Perhaps to overcome bit errors from radiation (natural or otherwise) we will end up with lots of error-correcting circuitry on chip. I believe that heavy-duty devices such as IBM's Power4 does.
So we might end up with several ALUs on chip and a majority vote for the correct answer?
Besides, the complexity of modern CPUs are already creating lots of problems which have to be solved today - eg: power and clock distribution. Both might be made easier with asynchronous logic but the only real investor/researcher in async is Sun Microsystems.

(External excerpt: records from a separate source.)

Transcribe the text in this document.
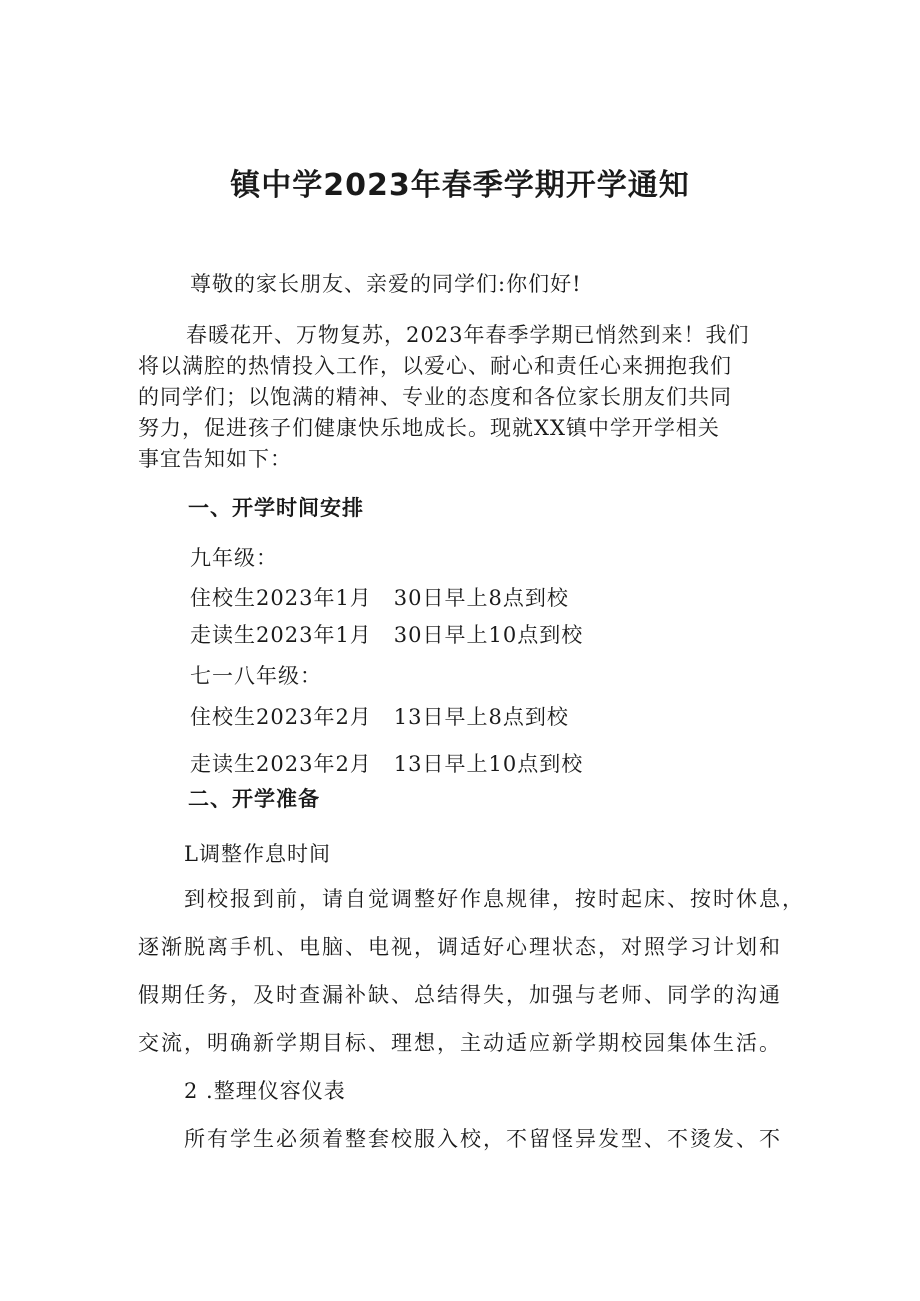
镇中学2023年春季学期开学通知
尊敬的家长朋友、亲爱的同学们:你们好!
春暖花开、万物复苏，2023年春季学期已悄然到来！我们
将以满腔的热情投入工作，以爱心、耐心和责任心来拥抱我们
的同学们；以饱满的精神、专业的态度和各位家长朋友们共同
努力，促进孩子们健康快乐地成长。现就XX镇中学开学相关
事宜告知如下：
一、开学时间安排
九年级：
住校生2023年1月　30日早上8点到校
走读生2023年1月　30日早上10点到校
七一八年级：
住校生2023年2月　13日早上8点到校
走读生2023年2月　13日早上10点到校
二、开学准备
L调整作息时间
到校报到前，请自觉调整好作息规律，按时起床、按时休息，
逐渐脱离手机、电脑、电视，调适好心理状态，对照学习计划和
假期任务，及时查漏补缺、总结得失，加强与老师、同学的沟通
交流，明确新学期目标、理想，主动适应新学期校园集体生活。
2 .整理仪容仪表
所有学生必须着整套校服入校，不留怪异发型、不烫发、不
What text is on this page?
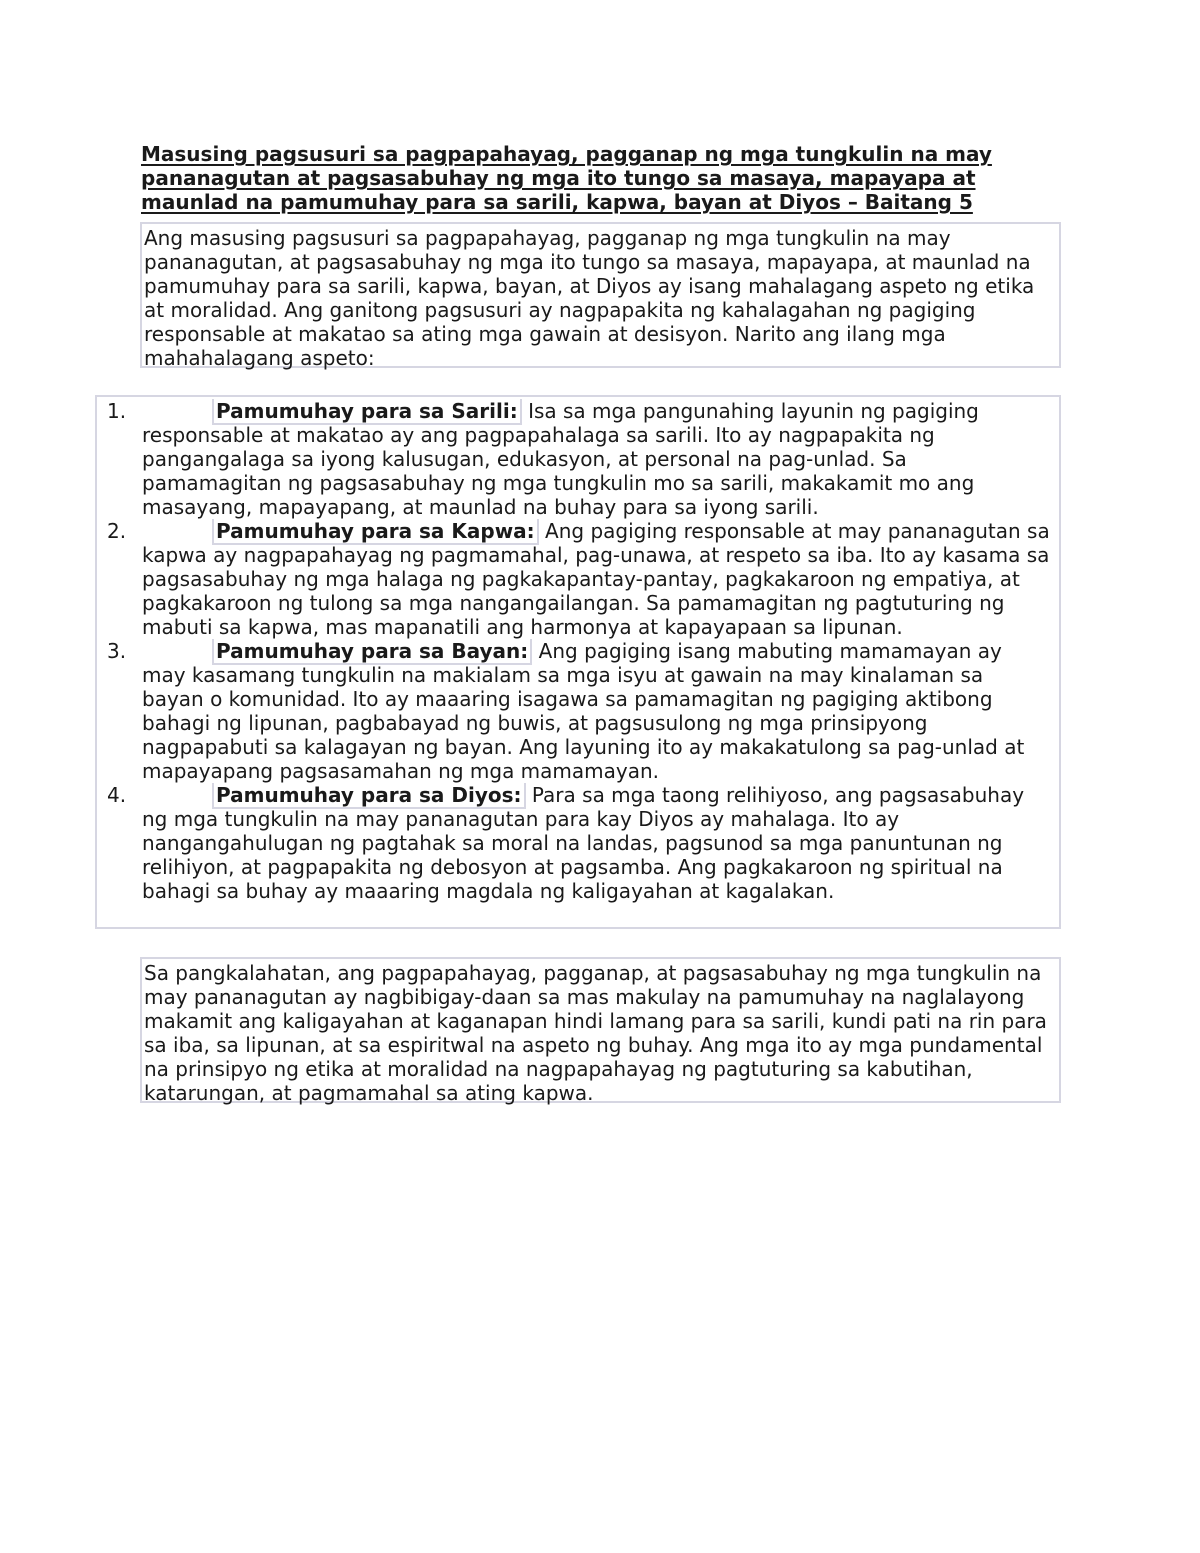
Masusing pagsusuri sa pagpapahayag, pagganap ng mga tungkulin na may pananagutan at pagsasabuhay ng mga ito tungo sa masaya, mapayapa at maunlad na pamumuhay para sa sarili, kapwa, bayan at Diyos – Baitang 5
Ang masusing pagsusuri sa pagpapahayag, pagganap ng mga tungkulin na may pananagutan, at pagsasabuhay ng mga ito tungo sa masaya, mapayapa, at maunlad na pamumuhay para sa sarili, kapwa, bayan, at Diyos ay isang mahalagang aspeto ng etika at moralidad. Ang ganitong pagsusuri ay nagpapakita ng kahalagahan ng pagiging responsable at makatao sa ating mga gawain at desisyon. Narito ang ilang mga mahahalagang aspeto:
1.	Pamumuhay para sa Sarili: Isa sa mga pangunahing layunin ng pagiging responsable at makatao ay ang pagpapahalaga sa sarili. Ito ay nagpapakita ng pangangalaga sa iyong kalusugan, edukasyon, at personal na pag-unlad. Sa pamamagitan ng pagsasabuhay ng mga tungkulin mo sa sarili, makakamit mo ang masayang, mapayapang, at maunlad na buhay para sa iyong sarili.
2.	Pamumuhay para sa Kapwa: Ang pagiging responsable at may pananagutan sa kapwa ay nagpapahayag ng pagmamahal, pag-unawa, at respeto sa iba. Ito ay kasama sa pagsasabuhay ng mga halaga ng pagkakapantay-pantay, pagkakaroon ng empatiya, at pagkakaroon ng tulong sa mga nangangailangan. Sa pamamagitan ng pagtuturing ng mabuti sa kapwa, mas mapanatili ang harmonya at kapayapaan sa lipunan.
3.	Pamumuhay para sa Bayan: Ang pagiging isang mabuting mamamayan ay may kasamang tungkulin na makialam sa mga isyu at gawain na may kinalaman sa bayan o komunidad. Ito ay maaaring isagawa sa pamamagitan ng pagiging aktibong bahagi ng lipunan, pagbabayad ng buwis, at pagsusulong ng mga prinsipyong nagpapabuti sa kalagayan ng bayan. Ang layuning ito ay makakatulong sa pag-unlad at mapayapang pagsasamahan ng mga mamamayan.
4.	Pamumuhay para sa Diyos: Para sa mga taong relihiyoso, ang pagsasabuhay ng mga tungkulin na may pananagutan para kay Diyos ay mahalaga. Ito ay nangangahulugan ng pagtahak sa moral na landas, pagsunod sa mga panuntunan ng relihiyon, at pagpapakita ng debosyon at pagsamba. Ang pagkakaroon ng spiritual na bahagi sa buhay ay maaaring magdala ng kaligayahan at kagalakan.
Sa pangkalahatan, ang pagpapahayag, pagganap, at pagsasabuhay ng mga tungkulin na may pananagutan ay nagbibigay-daan sa mas makulay na pamumuhay na naglalayong makamit ang kaligayahan at kaganapan hindi lamang para sa sarili, kundi pati na rin para sa iba, sa lipunan, at sa espiritwal na aspeto ng buhay. Ang mga ito ay mga pundamental na prinsipyo ng etika at moralidad na nagpapahayag ng pagtuturing sa kabutihan, katarungan, at pagmamahal sa ating kapwa.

Doubtless there is a huge amount of pressure for more CPU/RAM/etc... The majority will need it to run the latest MSFT Windows/Office combo at a fast enough speed to cope with someone typing at 25WPM or more... So one way or another, this technology will find its way into production, perhaps within the next 8 years.
-- The universe began. Life started on a billion worlds...
-- Except on one where stupidity was there first.
UM, why couldn't we just refridgerate the chips using things like vapochill?
And what happens when the smallest chip feature is a single silicon atom? What then? Huh? Huh?
They say the first thing to go is your penis. Well, it's either that or your brain. I forget which...
I'm sure someone will actually create a practical quantum computer, biological massively-parallel computer, or some other yet-unimagined breakthrough.